Много определений, им всем веришь, но есть что-то и за ними. За такими словами вообще всегда что-то есть. Свидетельство опыта хотя бы. «Чаша стала символом, стыком, соединением двоих, троих, кто придет – в полноту. Она теперь у-тварь, у твари, у твари она драгоценна, у Бога – вещь. Она больше не намекает на отдаленную близость, на тайную суть. Она стала миром. Через разбиение мира».
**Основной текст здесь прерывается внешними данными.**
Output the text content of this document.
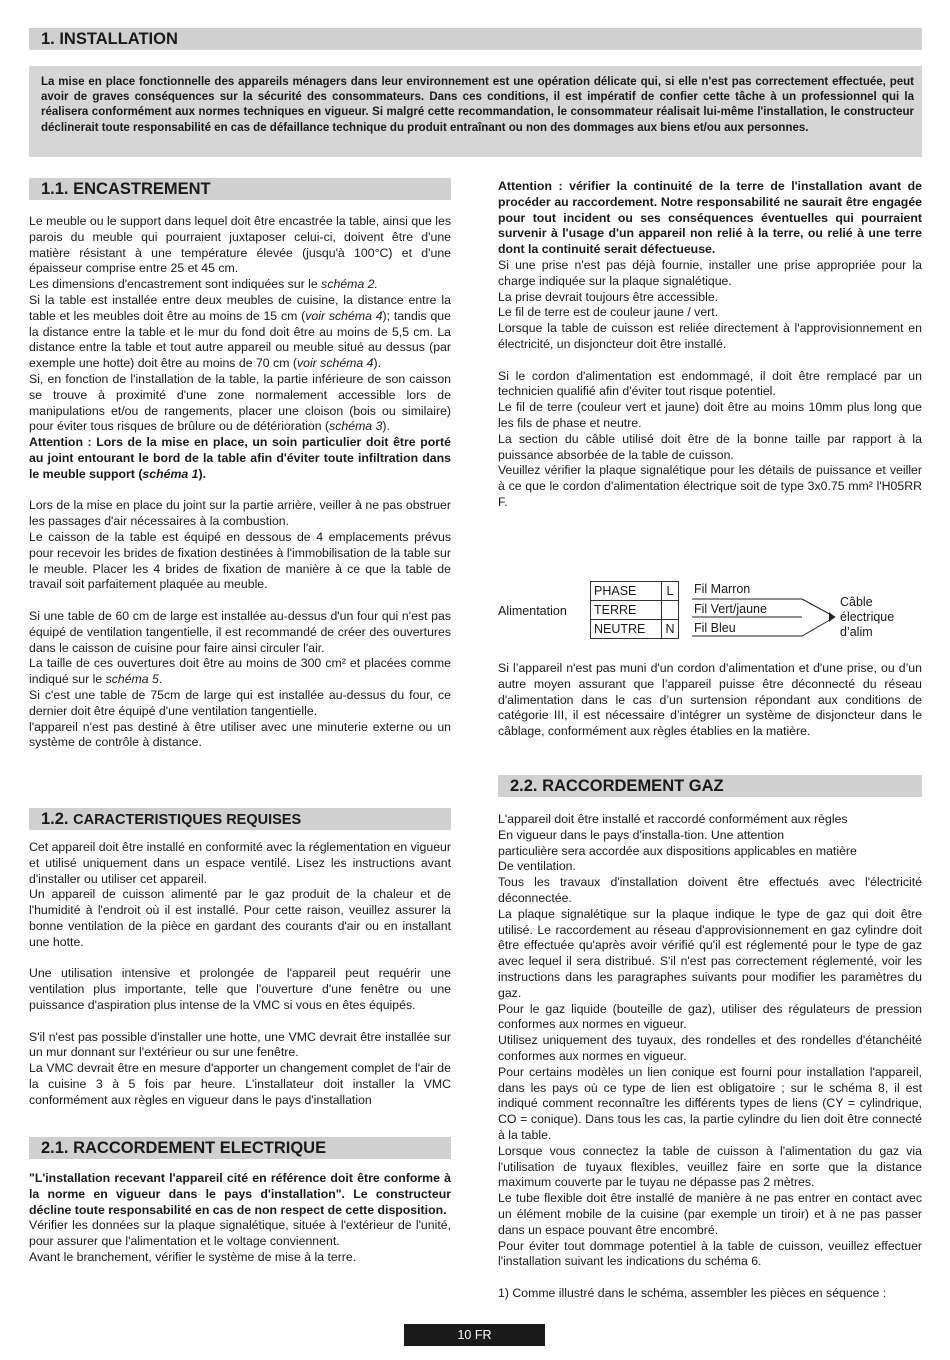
1. INSTALLATION
La mise en place fonctionnelle des appareils ménagers dans leur environnement est une opération délicate qui, si elle n'est pas correctement effectuée, peut avoir de graves conséquences sur la sécurité des consommateurs. Dans ces conditions, il est impératif de confier cette tâche à un professionnel qui la réalisera conformément aux normes techniques en vigueur. Si malgré cette recommandation, le consommateur réalisait lui-même l'installation, le constructeur déclinerait toute responsabilité en cas de défaillance technique du produit entraînant ou non des dommages aux biens et/ou aux personnes.
1.1. ENCASTREMENT

Le meuble ou le support dans lequel doit être encastrée la table, ainsi que les parois du meuble qui pourraient juxtaposer celui-ci, doivent être d'une matière résistant à une température élevée (jusqu'à 100°C) et d'une épaisseur comprise entre 25 et 45 cm.

Les dimensions d'encastrement sont indiquées sur le schéma 2.

Si la table est installée entre deux meubles de cuisine, la distance entre la table et les meubles doit être au moins de 15 cm (voir schéma 4); tandis que la distance entre la table et le mur du fond doit être au moins de 5,5 cm. La distance entre la table et tout autre appareil ou meuble situé au dessus (par exemple une hotte) doit être au moins de 70 cm (voir schéma 4).

Si, en fonction de l'installation de la table, la partie inférieure de son caisson se trouve à proximité d'une zone normalement accessible lors de manipulations et/ou de rangements, placer une cloison (bois ou similaire) pour éviter tous risques de brûlure ou de détérioration (schéma 3).

Attention : Lors de la mise en place, un soin particulier doit être porté au joint entourant le bord de la table afin d'éviter toute infiltration dans le meuble support (schéma 1).

Lors de la mise en place du joint sur la partie arrière, veiller à ne pas obstruer les passages d'air nécessaires à la combustion.

Le caisson de la table est équipé en dessous de 4 emplacements prévus pour recevoir les brides de fixation destinées à l'immobilisation de la table sur le meuble. Placer les 4 brides de fixation de manière à ce que la table de travail soit parfaitement plaquée au meuble.

Si une table de 60 cm de large est installée au-dessus d'un four qui n'est pas équipé de ventilation tangentielle, il est recommandé de créer des ouvertures dans le caisson de cuisine pour faire ainsi circuler l'air.

La taille de ces ouvertures doit être au moins de 300 cm² et placées comme indiqué sur le schéma 5.

Si c'est une table de 75cm de large qui est installée au-dessus du four, ce dernier doit être équipé d'une ventilation tangentielle.

l'appareil n'est pas destiné à être utiliser avec une minuterie externe ou un système de contrôle à distance.

1.2. CARACTERISTIQUES REQUISES

Cet appareil doit être installé en conformité avec la réglementation en vigueur et utilisé uniquement dans un espace ventilé. Lisez les instructions avant d'installer ou utiliser cet appareil.

Un appareil de cuisson alimenté par le gaz produit de la chaleur et de l'humidité à l'endroit où il est installé. Pour cette raison, veuillez assurer la bonne ventilation de la pièce en gardant des courants d'air ou en installant une hotte.

Une utilisation intensive et prolongée de l'appareil peut requérir une ventilation plus importante, telle que l'ouverture d'une fenêtre ou une puissance d'aspiration plus intense de la VMC si vous en êtes équipés.

S'il n'est pas possible d'installer une hotte, une VMC devrait être installée sur un mur donnant sur l'extérieur ou sur une fenêtre.

La VMC devrait être en mesure d'apporter un changement complet de l'air de la cuisine 3 à 5 fois par heure. L'installateur doit installer la VMC conformément aux règles en vigueur dans le pays d'installation

2.1. RACCORDEMENT ELECTRIQUE

"L'installation recevant l'appareil cité en référence doit être conforme à la norme en vigueur dans le pays d'installation". Le constructeur décline toute responsabilité en cas de non respect de cette disposition.

Vérifier les données sur la plaque signalétique, située à l'extérieur de l'unité, pour assurer que l'alimentation et le voltage conviennent.

Avant le branchement, vérifier le système de mise à la terre.

Attention : vérifier la continuité de la terre de l'installation avant de procéder au raccordement. Notre responsabilité ne saurait être engagée pour tout incident ou ses conséquences éventuelles qui pourraient survenir à l'usage d'un appareil non relié à la terre, ou relié à une terre dont la continuité serait défectueuse.

Si une prise n'est pas déjà fournie, installer une prise appropriée pour la charge indiquée sur la plaque signalétique.

La prise devrait toujours être accessible.

Le fil de terre est de couleur jaune / vert.

Lorsque la table de cuisson est reliée directement à l'approvisionnement en électricité, un disjoncteur doit être installé.

Si le cordon d'alimentation est endommagé, il doit être remplacé par un technicien qualifié afin d'éviter tout risque potentiel.

Le fil de terre (couleur vert et jaune) doit être au moins 10mm plus long que les fils de phase et neutre.

La section du câble utilisé doit être de la bonne taille par rapport à la puissance absorbée de la table de cuisson.

Veuillez vérifier la plaque signalétique pour les détails de puissance et veiller à ce que le cordon d'alimentation électrique soit de type 3x0.75 mm² l'H05RR F.

Alimentation
PHASE	L
TERRE	
NEUTRE	N
Fil Marron
Fil Vert/jaune
Fil Bleu
Câble
électrique
d’alim

Si l’appareil n'est pas muni d'un cordon d'alimentation et d'une prise, ou d’un autre moyen assurant que l’appareil puisse être déconnecté du réseau d'alimentation dans le cas d’un surtension répondant aux conditions de catégorie III, il est nécessaire d’intégrer un système de disjoncteur dans le câblage, conformément aux règles établies en la matière.

2.2. RACCORDEMENT GAZ

L'appareil doit être installé et raccordé conformément aux règles

En vigueur dans le pays d'installa-tion. Une attention

particulière sera accordée aux dispositions applicables en matière

De ventilation.

Tous les travaux d'installation doivent être effectués avec l'électricité déconnectée.

La plaque signalétique sur la plaque indique le type de gaz qui doit être utilisé. Le raccordement au réseau d'approvisionnement en gaz cylindre doit être effectuée qu'après avoir vérifié qu'il est réglementé pour le type de gaz avec lequel il sera distribué. S'il n'est pas correctement réglementé, voir les instructions dans les paragraphes suivants pour modifier les paramètres du gaz.

Pour le gaz liquide (bouteille de gaz), utiliser des régulateurs de pression conformes aux normes en vigueur.

Utilisez uniquement des tuyaux, des rondelles et des rondelles d'étanchéité conformes aux normes en vigueur.

Pour certains modèles un lien conique est fourni pour installation l'appareil, dans les pays où ce type de lien est obligatoire ; sur le schéma 8, il est indiqué comment reconnaître les différents types de liens (CY = cylindrique, CO = conique). Dans tous les cas, la partie cylindre du lien doit être connecté à la table.

Lorsque vous connectez la table de cuisson à l'alimentation du gaz via l'utilisation de tuyaux flexibles, veuillez faire en sorte que la distance maximum couverte par le tuyau ne dépasse pas 2 mètres.

Le tube flexible doit être installé de manière à ne pas entrer en contact avec un élément mobile de la cuisine (par exemple un tiroir) et à ne pas passer dans un espace pouvant être encombré.

Pour éviter tout dommage potentiel à la table de cuisson, veuillez effectuer l'installation suivant les indications du schéma 6.

1) Comme illustré dans le schéma, assembler les pièces en séquence :

10 FR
Через трещинки мира, после неожиданных, как распускания цветка, страниц, видно многое. Как через «рыбку некую голомянку (привет сэлинджеровской рыбке бананке?– А. Ч.), в Байкале обитающую, прозрачную, аки стекло. Чешуи не имеет. Кости – тончайшие. Сквозь хвост ея псалтирь удобочитаема. Тона и жирна, тучней осетра, и сей самый жир и придает ей прозрачность. Число ее хилиады хилиад и мириады мириад, на уду не ловится, сквозь сесть проходит и тралом ея вычерпать невозможно, а омуль и таймень ее не едят, ибо не видят». А мы вот, благодаря притчам и рисункам В. Качалина, увидели.
Терракотовый ветер
Улья Нова. Чувство моря. М.: Эксмо, 2018. 352 сКорректнее было бы назвать Улью Нову современным российско-латвийским прозаиком, но хочется – сказочницей из средневековой уютной Риги. Тем более что и тонкое лицо заставляет задуматься о современных феях (в «Чувстве моря» о них, кстати, есть, точнее – что их, увы, все же нет), а книга – заподозрить, что феи иногда берутся за перо. Или за стилус и планшет.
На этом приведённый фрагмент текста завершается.